I honestly think you could find DB Cooper these days if you were determined enough.
The past is a nice place to visit, but stay there too long and you'll go insane.
Stay there long enough and the past changes places with the present. I think sometimes these things work out and sometimes they don't. Unfortunately, you won't know until you risk it.
Stay there long enough and the past changes places with the present. I think sometimes these things work out and sometimes they don't.

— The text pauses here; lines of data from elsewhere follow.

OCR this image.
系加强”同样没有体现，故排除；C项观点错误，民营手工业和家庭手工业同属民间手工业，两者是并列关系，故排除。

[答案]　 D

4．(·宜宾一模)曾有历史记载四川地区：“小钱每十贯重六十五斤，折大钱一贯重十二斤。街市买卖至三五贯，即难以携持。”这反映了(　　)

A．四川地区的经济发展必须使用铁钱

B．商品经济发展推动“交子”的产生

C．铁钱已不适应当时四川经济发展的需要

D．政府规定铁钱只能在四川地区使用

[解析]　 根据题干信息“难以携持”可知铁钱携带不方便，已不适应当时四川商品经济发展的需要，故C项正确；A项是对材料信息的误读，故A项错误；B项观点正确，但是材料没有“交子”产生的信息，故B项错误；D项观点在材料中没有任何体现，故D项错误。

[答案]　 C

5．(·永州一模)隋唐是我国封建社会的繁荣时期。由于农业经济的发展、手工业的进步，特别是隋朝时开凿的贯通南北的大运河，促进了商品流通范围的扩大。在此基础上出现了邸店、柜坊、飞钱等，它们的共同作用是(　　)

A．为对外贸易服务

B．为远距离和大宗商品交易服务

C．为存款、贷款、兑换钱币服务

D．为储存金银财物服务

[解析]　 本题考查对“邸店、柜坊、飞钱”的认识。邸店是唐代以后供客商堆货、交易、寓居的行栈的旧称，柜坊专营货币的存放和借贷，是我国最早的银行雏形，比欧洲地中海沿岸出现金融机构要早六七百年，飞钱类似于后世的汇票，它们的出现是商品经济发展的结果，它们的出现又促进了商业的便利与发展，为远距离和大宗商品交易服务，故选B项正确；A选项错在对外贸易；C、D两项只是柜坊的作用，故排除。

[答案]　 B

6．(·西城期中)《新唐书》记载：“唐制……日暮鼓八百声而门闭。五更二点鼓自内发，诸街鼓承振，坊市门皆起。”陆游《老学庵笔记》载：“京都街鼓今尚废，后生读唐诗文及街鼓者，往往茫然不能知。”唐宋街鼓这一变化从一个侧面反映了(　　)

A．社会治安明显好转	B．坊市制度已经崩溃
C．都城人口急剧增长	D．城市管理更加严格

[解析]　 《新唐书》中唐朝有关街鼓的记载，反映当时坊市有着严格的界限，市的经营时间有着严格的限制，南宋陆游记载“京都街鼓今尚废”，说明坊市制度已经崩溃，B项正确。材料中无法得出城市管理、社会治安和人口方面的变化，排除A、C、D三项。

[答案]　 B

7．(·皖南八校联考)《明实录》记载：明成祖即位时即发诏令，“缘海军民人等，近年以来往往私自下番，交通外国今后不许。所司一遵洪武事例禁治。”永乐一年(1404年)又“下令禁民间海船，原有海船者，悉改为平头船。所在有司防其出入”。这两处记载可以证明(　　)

Unfortunately, you won't know until you risk it.
Have to disagree with you - I don't believe the past can ever catch up to nor replace the present, just as the present can never predict the future.
Change is constant.
That being said, I agree that it could work out but it will NEVER be quite the same again. Once that moment is gone it's gone forever.
Hence, "living in the moment", carpe diem and all those other old saws.
Of course I am his biggest stalker. The thing is, he is practically untraceable. I have moved miles away and have no contact. He doesn't even appear on the pages of his old classmates. Last news I heard about him was that he was about to get married but it didn't push through. That was years ago. I so hope he hasn't married yet.
He's not on Facebook? Hire a private investigator. He'll either be thrilled that you went to such lengths to find him and you'll share a passionate kiss in the rain like "The Notebook," or he'll take out an order of protection. Either way, you will have closure.